We would not be here without the private sector. Everything, we leverage. The private sector is absolutely instrumental, and there is a reason why they build off profit: It’s called capitalism, and it allows us to innovate, move projects forward and do research. It’s just a different mindset.

What are you looking forward to about being back in the private sector?
It’s certainly a more agile environment, being able to flex a bit more with the threat as it comes out, seeing what the next thing is, and, depending on which company I go with, being able to tackle that challenge, build a new program, get it up and running, kind of like where we are now: We have the right team, hiring the right people — to me, that’s a lot of fun, getting everyone moving toward a single goal. I'm looking forward to doing that again.
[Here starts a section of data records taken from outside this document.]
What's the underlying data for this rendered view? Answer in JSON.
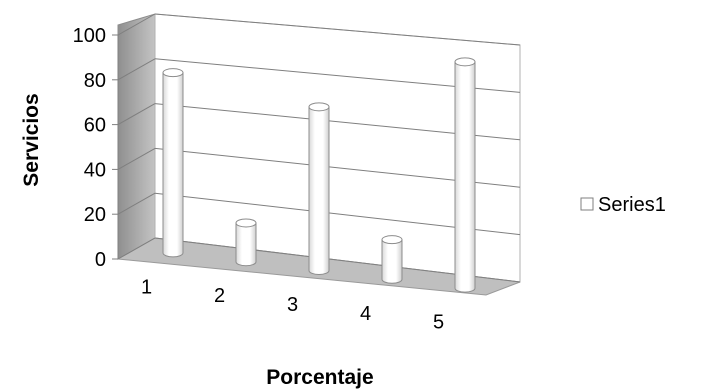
{
  "chart_data": {
    "type": "bar",
    "style": "3d-cylinder",
    "categories": [
      "1",
      "2",
      "3",
      "4",
      "5"
    ],
    "series": [
      {
        "name": "Series1",
        "values": [
          80,
          17,
          71,
          17,
          96
        ]
      }
    ],
    "xlabel": "Porcentaje",
    "ylabel": "Servicios",
    "ylim": [
      0,
      100
    ],
    "y_ticks": [
      "0",
      "20",
      "40",
      "60",
      "80",
      "100"
    ],
    "grid": true,
    "legend_position": "right",
    "colors": {
      "bar_fill": "#ffffff",
      "bar_stroke": "#8c8c8c",
      "wall": "#a6a6a6",
      "floor": "#bfbfbf",
      "grid": "#7f7f7f"
    }
  }
}
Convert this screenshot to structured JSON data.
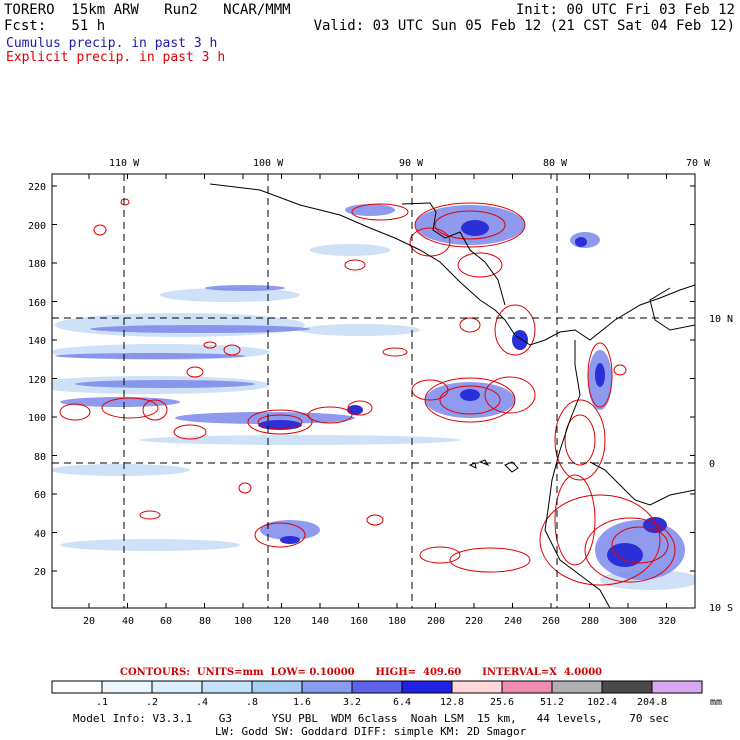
{
  "header": {
    "model": "TORERO  15km ARW   Run2   NCAR/MMM",
    "init": "Init: 00 UTC Fri 03 Feb 12",
    "fcst": "Fcst:   51 h",
    "valid": "Valid: 03 UTC Sun 05 Feb 12 (21 CST Sat 04 Feb 12)"
  },
  "legend": {
    "cumulus": "Cumulus precip. in past 3 h",
    "explicit": "Explicit precip. in past 3 h",
    "cumulus_color": "#1c1ca8",
    "explicit_color": "#e00000"
  },
  "map": {
    "lon_labels": [
      "110 W",
      "100 W",
      "90 W",
      "80 W",
      "70 W"
    ],
    "lat_labels": [
      "10 N",
      "0",
      "10 S"
    ],
    "x_ticks": [
      "20",
      "40",
      "60",
      "80",
      "100",
      "120",
      "140",
      "160",
      "180",
      "200",
      "220",
      "240",
      "260",
      "280",
      "300",
      "320"
    ],
    "y_ticks": [
      "20",
      "40",
      "60",
      "80",
      "100",
      "120",
      "140",
      "160",
      "180",
      "200",
      "220"
    ]
  },
  "contours": {
    "label": "CONTOURS:  UNITS=mm  LOW= 0.10000      HIGH=  409.60      INTERVAL=X  4.0000"
  },
  "colorbar": {
    "labels": [
      ".1",
      ".2",
      ".4",
      ".8",
      "1.6",
      "3.2",
      "6.4",
      "12.8",
      "25.6",
      "51.2",
      "102.4",
      "204.8"
    ],
    "unit": "mm",
    "colors": [
      "#ffffff",
      "#eef6fd",
      "#dceefb",
      "#c6e2f8",
      "#a8cdf3",
      "#8a9cf0",
      "#5d63ec",
      "#2222e6",
      "#ffd6da",
      "#f08cb0",
      "#b0b0b0",
      "#4a4a4a",
      "#d8a8f0"
    ]
  },
  "model_info": {
    "line1": "Model Info: V3.3.1    G3      YSU PBL  WDM 6class  Noah LSM  15 km,   44 levels,    70 sec",
    "line2": "LW: Godd SW: Goddard DIFF: simple KM: 2D Smagor"
  }
}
Will you continue speaking in the area at professional conferences and the like?
The public role is something that I really do enjoy. I love talking about cybersecurity. It’s my passion, so any opportunity I can get to flap my lips and talk about it, I’m happy to do so.

What do you read to stay current?
I do a lot of reading. I love books, especially those that are looking at future state stuff. I listen to podcasts; I like Richard Clarke. ... There are really great articles out there — you look at Wired, you look at Dark Reading. … That allows us to look a bit broader: What are the other states getting hit with? What are they paying attention to? Who is the federal government paying attention to? The intelligence community? It all kind of congeals together and gives you a sense of what to worry about and what’s coming next.

Why did you choose to leave state government now?
There’s a variety of factors that played in. One of the big decisions was timing — the new administration coming in. I was just coming off my parental leave; it didn’t fall apart at the seams when I was gone. I have a good deputy, a good team in place. If I were to leave, this was an opportune time to do it: It allows the new administration to get someone in. We have the continuity, so that definitely played into it. If I’m going to move, I want to do it now before the kids get a little bit older. All these factors kind of contributed. Going into the private sector, it would be nice to make a little bit of money as well, there’s no doubt about it, because now I have two colleges to pay for.  

Would you ever consider a state CIO role?
No. I certainly have the opportunity to go do a CIO role in the private sector now, for example. Cybersecurity is my passion. I’ll stick with CISO for quite awhile. I’ve thought about it; I have the capabilities and the technical skill set to do it. I just love the security side too much.

Do you ever want to write a book?
Eventually – I have quite a few books. I’d love to do a fiction book. If you’re going to look at someone now and where they are … Richard Clarke is an example. He writes fiction and non-fiction; he’s had unbelievable experiences working as the terrorism czar and for multiple administrations … so he’s got the non-fiction piece there, but he writes some great fiction. I’d love to do that.